Sei sulla pagina 1di 1

Coli: un paradiso perduto, a pochi passi dal caos.

Da Bobbio ci vogliono dieci chilometri per arrivare a Coli, e a uno spazio che somiglia a
un tesoro perduto, un braccialetto di gemme caduto in mare, vicino alla riva. Basta
guardare meglio sotto la spuma per scorgere qualcosa che luccica. Il braccialetto. Il
comune di Coli.
Oltrepassando il ponte sul Trebbia, salendo verso il monte Armelio, si raggiunge il
capoluogo del comune omonimo, Coli. La prima cosa che colpisce, una volta arrivati in
cima, è lo spettacolo della natura. La vallata scoscesa si interrompe per cedere il
passo alla vegetazione che, d’estate, si tinge di verde, e in autunno diventa la
tavolozza multicolore di un pittore estroso. Non serve un grande intervento da parte
dell’uomo, c’è già tutto per vivere l’esperienza dell’oasi. Perché è questo ciò che
provano gli abitanti del deserto quando raggiungono un’oasi: pace e meraviglia.
È salendo, però, che si resta senza fiato. Le chiamano le Grotte di San Michele ed è il
più antico centro religioso della zona; voluto dal santo irlandese Colombano, quando vi
arriva, intorno al 570, per predicare il Verbo di Cristo. È da qui che il santo parlava al
popolo, mentre a valle, a Bobbio, stava sorgendo il Monastero, nel 613, e, sul comune
di Coli, gli Oratori di Rosso e il Porcile, verso la metà del 600.

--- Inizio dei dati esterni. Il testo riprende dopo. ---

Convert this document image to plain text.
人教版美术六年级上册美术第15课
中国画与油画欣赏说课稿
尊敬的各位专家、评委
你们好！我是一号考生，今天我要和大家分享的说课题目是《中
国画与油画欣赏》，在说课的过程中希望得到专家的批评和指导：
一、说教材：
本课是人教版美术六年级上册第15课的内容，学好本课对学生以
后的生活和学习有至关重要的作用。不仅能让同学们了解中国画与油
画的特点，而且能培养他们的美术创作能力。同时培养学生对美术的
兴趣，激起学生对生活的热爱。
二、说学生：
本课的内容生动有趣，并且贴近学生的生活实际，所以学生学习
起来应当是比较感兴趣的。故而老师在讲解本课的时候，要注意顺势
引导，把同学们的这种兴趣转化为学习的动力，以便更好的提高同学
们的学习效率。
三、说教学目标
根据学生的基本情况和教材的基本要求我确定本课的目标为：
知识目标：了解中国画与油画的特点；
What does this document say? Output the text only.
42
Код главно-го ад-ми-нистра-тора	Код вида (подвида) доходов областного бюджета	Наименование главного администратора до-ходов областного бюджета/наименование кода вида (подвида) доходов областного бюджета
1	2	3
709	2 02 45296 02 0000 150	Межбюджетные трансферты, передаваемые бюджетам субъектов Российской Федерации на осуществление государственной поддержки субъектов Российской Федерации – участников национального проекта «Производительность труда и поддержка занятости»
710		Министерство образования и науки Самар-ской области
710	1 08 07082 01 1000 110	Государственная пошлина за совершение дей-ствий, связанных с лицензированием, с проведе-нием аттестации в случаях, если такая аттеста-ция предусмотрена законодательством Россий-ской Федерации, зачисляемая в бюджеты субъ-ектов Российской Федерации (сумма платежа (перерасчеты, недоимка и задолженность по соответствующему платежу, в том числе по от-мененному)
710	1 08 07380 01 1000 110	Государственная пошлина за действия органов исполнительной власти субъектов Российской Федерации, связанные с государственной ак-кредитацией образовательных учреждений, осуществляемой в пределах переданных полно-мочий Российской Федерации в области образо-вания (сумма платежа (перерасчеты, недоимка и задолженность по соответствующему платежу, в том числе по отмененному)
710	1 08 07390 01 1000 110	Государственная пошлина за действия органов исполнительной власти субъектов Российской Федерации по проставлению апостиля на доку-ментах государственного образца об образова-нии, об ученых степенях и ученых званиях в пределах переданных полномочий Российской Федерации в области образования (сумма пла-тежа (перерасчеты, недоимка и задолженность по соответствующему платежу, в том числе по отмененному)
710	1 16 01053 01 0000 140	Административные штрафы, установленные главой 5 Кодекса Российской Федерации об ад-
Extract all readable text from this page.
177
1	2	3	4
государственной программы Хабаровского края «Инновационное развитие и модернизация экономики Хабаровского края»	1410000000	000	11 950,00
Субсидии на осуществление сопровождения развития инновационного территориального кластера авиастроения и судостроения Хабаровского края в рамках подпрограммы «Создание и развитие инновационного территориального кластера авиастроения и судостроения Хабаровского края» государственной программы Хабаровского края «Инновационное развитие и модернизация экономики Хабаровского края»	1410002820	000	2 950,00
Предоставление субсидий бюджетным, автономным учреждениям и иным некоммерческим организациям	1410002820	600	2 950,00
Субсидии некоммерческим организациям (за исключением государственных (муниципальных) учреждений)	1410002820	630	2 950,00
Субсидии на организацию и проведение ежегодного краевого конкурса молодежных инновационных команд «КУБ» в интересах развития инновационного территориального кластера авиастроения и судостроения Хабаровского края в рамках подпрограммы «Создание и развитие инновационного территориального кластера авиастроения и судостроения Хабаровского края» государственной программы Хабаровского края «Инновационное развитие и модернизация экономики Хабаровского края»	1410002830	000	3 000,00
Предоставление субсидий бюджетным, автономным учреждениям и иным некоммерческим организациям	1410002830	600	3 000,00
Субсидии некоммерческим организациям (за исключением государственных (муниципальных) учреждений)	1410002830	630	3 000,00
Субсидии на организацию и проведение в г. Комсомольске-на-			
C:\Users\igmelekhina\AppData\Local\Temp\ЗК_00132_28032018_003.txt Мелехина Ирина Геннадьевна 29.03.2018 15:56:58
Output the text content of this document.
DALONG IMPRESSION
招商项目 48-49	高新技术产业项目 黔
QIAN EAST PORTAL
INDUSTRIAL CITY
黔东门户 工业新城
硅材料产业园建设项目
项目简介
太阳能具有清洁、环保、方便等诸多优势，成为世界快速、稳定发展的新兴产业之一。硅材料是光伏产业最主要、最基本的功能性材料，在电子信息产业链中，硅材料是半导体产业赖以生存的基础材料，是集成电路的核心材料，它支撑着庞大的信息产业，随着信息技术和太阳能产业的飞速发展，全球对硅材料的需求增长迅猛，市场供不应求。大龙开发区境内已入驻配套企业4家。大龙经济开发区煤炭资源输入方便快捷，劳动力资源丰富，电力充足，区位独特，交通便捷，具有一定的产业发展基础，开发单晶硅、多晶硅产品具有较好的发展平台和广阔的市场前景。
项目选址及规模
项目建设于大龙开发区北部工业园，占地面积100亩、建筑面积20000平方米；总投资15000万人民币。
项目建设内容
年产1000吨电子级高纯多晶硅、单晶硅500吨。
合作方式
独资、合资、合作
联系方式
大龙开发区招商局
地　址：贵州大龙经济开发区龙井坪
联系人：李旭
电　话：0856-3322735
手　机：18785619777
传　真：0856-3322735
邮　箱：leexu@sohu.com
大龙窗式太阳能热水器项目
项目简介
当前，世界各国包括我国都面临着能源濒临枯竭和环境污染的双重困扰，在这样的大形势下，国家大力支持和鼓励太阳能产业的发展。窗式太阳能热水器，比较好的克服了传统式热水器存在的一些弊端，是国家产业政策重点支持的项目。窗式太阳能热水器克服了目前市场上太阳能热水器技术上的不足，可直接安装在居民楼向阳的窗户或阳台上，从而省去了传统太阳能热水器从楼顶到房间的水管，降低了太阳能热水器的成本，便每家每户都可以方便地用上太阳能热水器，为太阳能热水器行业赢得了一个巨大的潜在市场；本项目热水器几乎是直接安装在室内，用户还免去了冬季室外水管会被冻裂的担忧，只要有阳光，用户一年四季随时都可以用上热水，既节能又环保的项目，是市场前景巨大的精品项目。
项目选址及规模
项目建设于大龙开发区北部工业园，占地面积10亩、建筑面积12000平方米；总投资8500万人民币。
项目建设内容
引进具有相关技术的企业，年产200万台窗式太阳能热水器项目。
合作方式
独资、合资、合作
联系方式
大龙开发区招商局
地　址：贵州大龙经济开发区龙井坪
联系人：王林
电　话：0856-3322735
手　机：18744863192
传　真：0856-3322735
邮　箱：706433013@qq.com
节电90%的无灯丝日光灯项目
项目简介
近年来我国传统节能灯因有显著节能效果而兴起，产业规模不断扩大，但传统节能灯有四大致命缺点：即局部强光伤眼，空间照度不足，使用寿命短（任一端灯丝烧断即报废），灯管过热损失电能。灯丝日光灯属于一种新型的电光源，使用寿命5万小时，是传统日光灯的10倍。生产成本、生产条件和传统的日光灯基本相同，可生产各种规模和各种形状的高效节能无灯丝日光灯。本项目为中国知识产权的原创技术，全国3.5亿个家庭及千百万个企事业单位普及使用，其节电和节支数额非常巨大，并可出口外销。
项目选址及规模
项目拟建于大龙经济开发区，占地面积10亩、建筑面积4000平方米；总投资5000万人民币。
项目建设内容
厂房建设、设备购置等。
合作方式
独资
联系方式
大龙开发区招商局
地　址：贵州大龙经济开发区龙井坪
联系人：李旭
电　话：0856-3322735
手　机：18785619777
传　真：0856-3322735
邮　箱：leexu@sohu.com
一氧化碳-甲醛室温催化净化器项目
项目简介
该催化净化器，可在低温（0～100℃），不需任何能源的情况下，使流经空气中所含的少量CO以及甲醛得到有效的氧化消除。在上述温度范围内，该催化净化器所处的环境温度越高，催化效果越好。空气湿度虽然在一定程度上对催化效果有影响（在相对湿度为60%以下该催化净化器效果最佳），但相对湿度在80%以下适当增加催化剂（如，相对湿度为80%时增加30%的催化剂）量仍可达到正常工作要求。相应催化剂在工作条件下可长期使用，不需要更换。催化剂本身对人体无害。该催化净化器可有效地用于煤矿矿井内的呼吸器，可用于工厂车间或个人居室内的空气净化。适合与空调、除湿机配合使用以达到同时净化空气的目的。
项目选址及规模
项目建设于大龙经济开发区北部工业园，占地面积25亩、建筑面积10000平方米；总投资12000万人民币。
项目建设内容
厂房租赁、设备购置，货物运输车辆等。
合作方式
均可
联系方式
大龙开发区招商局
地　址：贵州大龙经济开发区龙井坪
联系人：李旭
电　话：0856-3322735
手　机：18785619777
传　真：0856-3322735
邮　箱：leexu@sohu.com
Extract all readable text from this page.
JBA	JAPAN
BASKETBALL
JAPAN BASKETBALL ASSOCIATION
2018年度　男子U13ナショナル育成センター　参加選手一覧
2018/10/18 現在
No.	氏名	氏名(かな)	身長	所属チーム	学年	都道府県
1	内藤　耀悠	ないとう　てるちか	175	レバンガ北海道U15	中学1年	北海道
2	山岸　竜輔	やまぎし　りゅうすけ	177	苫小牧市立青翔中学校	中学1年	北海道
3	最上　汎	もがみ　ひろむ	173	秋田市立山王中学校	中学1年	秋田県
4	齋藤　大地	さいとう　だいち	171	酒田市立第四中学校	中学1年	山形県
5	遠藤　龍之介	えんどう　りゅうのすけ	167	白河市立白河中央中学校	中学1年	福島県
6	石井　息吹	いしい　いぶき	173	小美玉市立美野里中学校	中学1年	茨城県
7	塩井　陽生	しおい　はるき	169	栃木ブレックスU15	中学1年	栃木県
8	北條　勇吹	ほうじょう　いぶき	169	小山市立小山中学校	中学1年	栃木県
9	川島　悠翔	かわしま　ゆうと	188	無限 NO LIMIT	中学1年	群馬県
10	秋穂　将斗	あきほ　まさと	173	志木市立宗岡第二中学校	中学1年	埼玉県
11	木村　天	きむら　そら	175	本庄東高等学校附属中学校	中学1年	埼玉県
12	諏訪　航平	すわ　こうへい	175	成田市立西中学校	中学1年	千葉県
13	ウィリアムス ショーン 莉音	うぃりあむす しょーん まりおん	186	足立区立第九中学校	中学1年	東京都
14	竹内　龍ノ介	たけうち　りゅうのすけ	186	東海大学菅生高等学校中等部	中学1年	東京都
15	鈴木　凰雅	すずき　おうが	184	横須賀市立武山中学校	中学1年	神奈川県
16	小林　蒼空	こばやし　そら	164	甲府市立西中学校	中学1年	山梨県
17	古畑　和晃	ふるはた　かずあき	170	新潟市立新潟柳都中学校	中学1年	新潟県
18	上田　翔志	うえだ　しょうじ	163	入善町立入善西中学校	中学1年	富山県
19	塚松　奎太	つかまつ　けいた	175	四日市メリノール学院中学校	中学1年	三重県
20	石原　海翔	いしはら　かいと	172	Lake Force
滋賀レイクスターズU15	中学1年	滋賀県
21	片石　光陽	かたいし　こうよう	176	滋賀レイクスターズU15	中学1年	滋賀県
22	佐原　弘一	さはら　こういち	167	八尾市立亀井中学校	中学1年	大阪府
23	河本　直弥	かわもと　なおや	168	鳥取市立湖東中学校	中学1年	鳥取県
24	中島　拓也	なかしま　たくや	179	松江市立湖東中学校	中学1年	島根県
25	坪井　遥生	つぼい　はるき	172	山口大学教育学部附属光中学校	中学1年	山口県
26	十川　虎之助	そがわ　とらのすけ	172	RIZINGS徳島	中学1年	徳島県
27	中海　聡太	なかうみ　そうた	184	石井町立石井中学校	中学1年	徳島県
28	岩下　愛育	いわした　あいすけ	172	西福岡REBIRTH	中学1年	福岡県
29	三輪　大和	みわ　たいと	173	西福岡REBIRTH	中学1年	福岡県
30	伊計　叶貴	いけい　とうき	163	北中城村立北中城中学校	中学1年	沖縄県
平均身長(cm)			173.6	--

La storia della sua costruzione è avvolta nel mistero, ma la presenza di un muro di
pietrame fa pensare a un cimitero adiacente alle Grotte, mentre di grande interesse è
un ponticello, a una sola arcata, sul Curiasca di Faraneto, forse di origine romana: un
collegamento tra il luogo sacro e la parte alta del comune di Coli.
Di Faraneto, invece, ne parla anche il Vocabolario Topografico dei Ducati di Parma,
Piacenza e Guastalla, che raccontano delle origini di Coli, e cita una cava di marmo
verde, nota sotto il nome di «marmo di Faraneto». Se questa gemma si è persa sotto
la frana, poco distante dalle Grotte, si erge ancora il castello di cui lo stesso
Vocabolario spiega: «l’antico e solitario palazzo di Faraneto, nome che scuote tuttavia
il cuore di molti di quei rozzi montanari, e desta paurose immagini nelle menti loro». E
non solo. Tutt’oggi, qualcuno sostiene che lì, in quel castello, ci sia ancora il fantasma.
Senza spostarsi molto, raggiungendo Peli, si può sperimentare il sublime di cui parlano
i filosofi. Il mondo brulica sotto, ammorbidito dalla distanza, dal calore del sole, mentre
l’osservatore si trova in alto, a dominare la valle con lo sguardo. Alle spalle
dell’incantato osservatore, si erge la chiesa dedicata a San Medardo, risalente al 1600,
accogliente e misteriosa come solo una piccola e antica chiesa di montagna sa essere.
La tipologia di impianto, però, fa pensare a un tempio risalente intorno al 1100-1200.
Sull’altare, tre affreschi sono un varco sul passato e completano l’arredo un
tabernacolo di legno marmorizzato e una statua lignea di antica fattura,
probabilmente del 1400. Peli, però, non è solo storia antica. Infatti, la statua sul
sagrato della chiesa, che sovrasta come un guardiano la valle, è dedicata a Emilio
Canzi, il partigiano le cui spoglie riposano nel piccolo cimiero attiguo.
Coli sembra un tesoro perduto, una gemma sul fondale del mare, in riva, sotto la
schiuma, e il bello di essere un tesoro perduto è la possibilità di essere (ri)scoperto,
disvelato, ritrovato suscitando sorpresa e meraviglia in chi ci si imbatte.